XGP is an uncommon chronic inflammation of renal parenchyma, firstly described in 1916 [8]. XGP occurs approximately 1% of pyelonephritis in adults and 16% of pediatric nephrectomy specimens [9, 10]. Recently, Stoica I and colleagues retrospectively reviewed XGP cases from 1963 to 2016. Sixty-three patients (95.5%) underwent nephrectomy and 3 patients (4.5%) underwent partial nephrectomy [4]. XGP is frequently unilateral and bilateral cases of XGP are extremely rare. Shah K and colleagues reported one bilateral XGP child case managed non-surgically [11]. Hyla-Klekot L and colleagues reported one bilateral XGP patient managed by intensive therapy and partial nephrectomy [12].
The exact etiology of XGP is unclear and most of common associated factors are long term urinary tract obstruction or infection. Renal calculi, frequently staghorn stones, may be seen in up to 100% of the published cases [6]. Altered immune response and intrinsic disturbance of leukocyte function are other possible factors [1, 5, 10].
CT scan is priority for preoperative evaluation of XGP. Based on CT findings, XGP can be divided into diffuse type (92%) or focal type (8%) [13, 14]. Typical CT features of diffuse XGP patients are destruction of renal parenchyma and replacement by multiple, low-attenuation lesions with strong enhancement, described as “bear paw sign”. Depending on the extension of inflammation, XGP can be classified as three stages: nephric XGP (stage I), perinephric XGP (stage II) and paranephric XGP (stage III). In focal XGP patients, CT frequently reveal a well-defined localized intra renal lesion with hypo-attenuation [15].
The management of XGP is different for diffuse versus focal. Nephrectomy is the standard treatment approach for diffuse XGP patients, while medical therapy with antibiotics or nephron sparring surgery is priority for focal XGP patients. In the study of Korkes F et al., all 41 cases of XGP underwent nephrectomy [6]. In the study of Çaliskan S et al., one patient underwent partial nephrectomy and 12 patients were performed nephrectomy in all 13 cases of XGP [5].

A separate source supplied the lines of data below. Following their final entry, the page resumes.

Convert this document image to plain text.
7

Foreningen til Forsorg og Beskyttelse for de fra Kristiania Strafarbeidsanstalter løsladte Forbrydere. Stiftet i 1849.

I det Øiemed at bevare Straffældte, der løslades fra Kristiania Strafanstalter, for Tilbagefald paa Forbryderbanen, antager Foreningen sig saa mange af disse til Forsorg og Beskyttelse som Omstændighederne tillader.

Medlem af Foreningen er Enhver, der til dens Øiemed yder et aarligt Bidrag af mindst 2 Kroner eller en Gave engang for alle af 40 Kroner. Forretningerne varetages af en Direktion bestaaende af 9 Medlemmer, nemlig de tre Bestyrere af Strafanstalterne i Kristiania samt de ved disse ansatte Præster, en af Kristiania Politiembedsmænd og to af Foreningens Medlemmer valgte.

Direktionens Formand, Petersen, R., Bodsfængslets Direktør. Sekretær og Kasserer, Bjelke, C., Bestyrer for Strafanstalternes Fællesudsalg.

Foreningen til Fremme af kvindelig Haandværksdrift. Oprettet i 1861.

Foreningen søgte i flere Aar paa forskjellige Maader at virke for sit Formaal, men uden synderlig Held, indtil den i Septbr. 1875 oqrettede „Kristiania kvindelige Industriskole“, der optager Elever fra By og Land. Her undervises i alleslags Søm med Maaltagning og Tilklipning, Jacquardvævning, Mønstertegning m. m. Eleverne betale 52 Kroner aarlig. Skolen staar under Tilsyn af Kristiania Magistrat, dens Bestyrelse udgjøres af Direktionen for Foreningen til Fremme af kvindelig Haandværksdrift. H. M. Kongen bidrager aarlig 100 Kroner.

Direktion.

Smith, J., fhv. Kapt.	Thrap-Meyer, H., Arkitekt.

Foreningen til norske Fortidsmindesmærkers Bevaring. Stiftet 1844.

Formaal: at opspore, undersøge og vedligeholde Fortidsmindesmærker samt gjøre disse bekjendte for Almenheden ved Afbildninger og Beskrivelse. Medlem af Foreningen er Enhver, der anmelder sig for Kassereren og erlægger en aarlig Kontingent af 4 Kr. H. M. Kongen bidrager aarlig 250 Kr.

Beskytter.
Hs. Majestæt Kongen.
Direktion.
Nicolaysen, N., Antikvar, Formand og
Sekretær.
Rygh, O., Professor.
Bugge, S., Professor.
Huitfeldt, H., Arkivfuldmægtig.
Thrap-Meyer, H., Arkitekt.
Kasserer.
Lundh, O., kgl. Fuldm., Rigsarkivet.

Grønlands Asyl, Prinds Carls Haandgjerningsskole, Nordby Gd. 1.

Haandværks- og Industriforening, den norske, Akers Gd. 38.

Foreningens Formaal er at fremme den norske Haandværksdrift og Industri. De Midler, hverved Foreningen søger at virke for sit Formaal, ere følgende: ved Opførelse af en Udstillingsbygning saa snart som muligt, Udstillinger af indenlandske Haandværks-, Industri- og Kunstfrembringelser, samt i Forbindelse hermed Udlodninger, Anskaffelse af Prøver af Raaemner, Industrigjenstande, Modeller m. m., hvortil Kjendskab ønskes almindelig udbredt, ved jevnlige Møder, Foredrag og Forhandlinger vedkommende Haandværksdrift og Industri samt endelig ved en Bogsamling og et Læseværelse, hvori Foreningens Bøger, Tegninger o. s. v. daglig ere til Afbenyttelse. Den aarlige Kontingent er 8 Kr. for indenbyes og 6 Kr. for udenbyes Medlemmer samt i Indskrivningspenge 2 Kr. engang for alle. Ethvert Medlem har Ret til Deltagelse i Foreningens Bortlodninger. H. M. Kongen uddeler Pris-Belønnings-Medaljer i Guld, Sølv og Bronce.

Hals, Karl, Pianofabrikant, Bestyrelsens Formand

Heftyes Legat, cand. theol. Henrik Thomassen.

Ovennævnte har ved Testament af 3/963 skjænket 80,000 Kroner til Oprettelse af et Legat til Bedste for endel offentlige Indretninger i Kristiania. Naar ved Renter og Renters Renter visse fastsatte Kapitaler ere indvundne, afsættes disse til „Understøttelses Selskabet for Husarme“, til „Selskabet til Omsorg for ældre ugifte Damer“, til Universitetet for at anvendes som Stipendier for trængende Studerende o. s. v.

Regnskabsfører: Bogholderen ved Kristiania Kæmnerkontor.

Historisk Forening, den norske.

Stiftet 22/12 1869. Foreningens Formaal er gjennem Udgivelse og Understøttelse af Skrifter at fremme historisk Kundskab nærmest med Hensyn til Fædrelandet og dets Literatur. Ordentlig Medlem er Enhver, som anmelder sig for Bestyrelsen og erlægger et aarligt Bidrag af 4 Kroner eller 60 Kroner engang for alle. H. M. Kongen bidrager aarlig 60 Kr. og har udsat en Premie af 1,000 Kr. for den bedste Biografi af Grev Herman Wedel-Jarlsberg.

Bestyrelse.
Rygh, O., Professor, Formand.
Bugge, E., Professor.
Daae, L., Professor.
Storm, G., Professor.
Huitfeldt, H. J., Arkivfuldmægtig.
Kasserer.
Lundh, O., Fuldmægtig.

In the study of Korkes F et al, 41 cases of XGP were retrospectively reviewed and all patients were symptomatic [6]. In the study of Chlif et al., 12 pseudotumoural XGP cases were reviewed [13]. An obstructive renal stone was shown in nine patients and one patient presented with loin pain. Blood investigations showed higher C-reactive protein in one patient and gram-negative organisms in four patients. In our study, the present case did not have any abnormal clinical symptoms and/or signs. Routine laboratory tests were normal. CT and IVP revealed renal cancer rather than XGP. Atypical clinical and radiologic characteristics make the preoperatively correct diagnosis difficult. In order to avoid misdiagnosis and mistreatment, preoperative renal mass biopsy is priority, although the inevitable false negative results were objectively existed [16]. Fitouri Z reported a XGP case which was confirmed by percutaneous renal lesion biopsy. The patient was successfully treated with 8 weeks’ antibiotic therapy [17]. Ho CI et al. also reported a XGP patient diagnosed by renal mass biopsy, who recovered by antibiotic therapy for 2 months [18]. Renal tumor biopsy can be used for treatment decision making, especially when a mass is suspected to be infectious, hematologic or metastatic [19, 20]. However, the indications of preoperative needle biopsy are still unclear and vary among centers.
In summary, we reported a case of focal XGP without typical clinical and radiological characteristics, which can mimic infiltrative renal cancer. In special cases, preoperative renal mass biopsy could be performed to avoid misdiagnosis and mistreatment.